Всю следующую неделю у нее горел лоб и она никуда не выходила. Сгинула женщина, которая вскакивала с первыми рассветными лучами. Она спала даже после того, как я открывала ставни. Веки у нее трепетали от солнечного света, заливавшего комнату, но она не просыпалась почти до самого полудня. Отец пытался убедить епископа прислать лекаря, однако его прошения остались без внимания.
Когда разлетелась молва об ее недуге, матушкины друзья начали приносить еду. Рыбачка, жившая по соседству, дала мне муки, чтобы я испекла хлеб на углях. Мать Маттеуса поделилась тушеным мясом, но ее сын вместе с ней не пришел. Когда я отметила, что не видела его больше недели, Мехтильда извинилась и сказала, что он очень занят пошивом одежд для предстоящей свадьбы.

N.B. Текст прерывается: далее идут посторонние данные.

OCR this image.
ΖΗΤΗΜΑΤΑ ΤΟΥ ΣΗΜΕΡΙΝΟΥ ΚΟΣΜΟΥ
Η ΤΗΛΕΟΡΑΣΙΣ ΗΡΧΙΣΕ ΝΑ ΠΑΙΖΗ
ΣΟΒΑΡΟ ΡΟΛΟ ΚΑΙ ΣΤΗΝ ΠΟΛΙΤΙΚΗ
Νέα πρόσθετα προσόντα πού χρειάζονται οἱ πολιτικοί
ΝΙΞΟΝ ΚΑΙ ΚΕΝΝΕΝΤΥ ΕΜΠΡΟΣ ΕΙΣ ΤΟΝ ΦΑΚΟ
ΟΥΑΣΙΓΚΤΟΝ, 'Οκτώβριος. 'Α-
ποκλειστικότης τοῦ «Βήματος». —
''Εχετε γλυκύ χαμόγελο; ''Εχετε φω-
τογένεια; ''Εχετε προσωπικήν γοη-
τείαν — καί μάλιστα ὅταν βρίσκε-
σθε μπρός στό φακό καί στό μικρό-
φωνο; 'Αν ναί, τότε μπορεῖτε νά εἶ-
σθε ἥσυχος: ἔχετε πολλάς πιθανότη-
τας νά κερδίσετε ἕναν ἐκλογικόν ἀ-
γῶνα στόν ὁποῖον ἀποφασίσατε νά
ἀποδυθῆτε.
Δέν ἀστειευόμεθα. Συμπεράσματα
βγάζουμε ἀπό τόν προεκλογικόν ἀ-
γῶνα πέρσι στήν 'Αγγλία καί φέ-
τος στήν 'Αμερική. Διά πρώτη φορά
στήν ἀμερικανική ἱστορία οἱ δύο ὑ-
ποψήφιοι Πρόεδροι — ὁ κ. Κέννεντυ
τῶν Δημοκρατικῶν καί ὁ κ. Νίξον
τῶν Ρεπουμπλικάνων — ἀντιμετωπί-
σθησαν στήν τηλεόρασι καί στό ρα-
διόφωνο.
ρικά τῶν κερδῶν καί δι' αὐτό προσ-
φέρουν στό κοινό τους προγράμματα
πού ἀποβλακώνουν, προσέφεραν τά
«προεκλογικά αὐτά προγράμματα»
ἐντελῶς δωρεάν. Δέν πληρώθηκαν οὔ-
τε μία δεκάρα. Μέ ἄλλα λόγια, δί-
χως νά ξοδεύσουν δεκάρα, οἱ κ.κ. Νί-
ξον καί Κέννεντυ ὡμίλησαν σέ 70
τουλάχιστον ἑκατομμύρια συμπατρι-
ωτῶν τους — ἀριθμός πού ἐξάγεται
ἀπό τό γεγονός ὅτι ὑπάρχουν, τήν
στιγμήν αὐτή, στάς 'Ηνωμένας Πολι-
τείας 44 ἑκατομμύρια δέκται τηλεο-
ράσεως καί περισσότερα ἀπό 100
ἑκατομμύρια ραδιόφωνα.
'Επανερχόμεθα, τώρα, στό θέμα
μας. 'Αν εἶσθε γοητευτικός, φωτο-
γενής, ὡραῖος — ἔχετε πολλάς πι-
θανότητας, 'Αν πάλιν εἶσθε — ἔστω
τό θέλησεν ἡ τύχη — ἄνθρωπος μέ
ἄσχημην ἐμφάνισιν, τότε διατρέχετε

И поделилась печальной новостью о том, что нашего друга кожевника свалила лихорадка, пока тот чистил бычью шкуру. Жена нашла его лежащим около ямы с известью; он бормотал чепуху, лицо у него горело.
Я не могла не испугаться, что мою мать поразил тот же недуг.
Тем вечером в нашу дверь постучали. У жены мельника начались схватки. Ее племянник пришел позвать мою матушку на роды. Когда я пришла к ней и сказала об этом, она подняла подрагивающие веки.
– Жена мельника? – Ей понадобилось время, чтобы осознать мои слова.
На ее лице отразилась мука. Я видела, как она раздумывает, как туго натянулась кожа вокруг глаз, ставших желтоватыми. Она сказала надтреснутым голосом:
– Передай, что я захворала.
– Что? – выдохнула я. Мы никогда не отказывали пациенткам. Жена мельника бы справилась и без нас; послала бы за кем-нибудь другим. Но ее мать, жена пекаря, знала всех. Если бы мы не появились, все бы прослышали, что мы бросили пациентку в трудную минуту. Мы бы потеряли половину всех остальных одним днем. – Ее мать всем расскажет!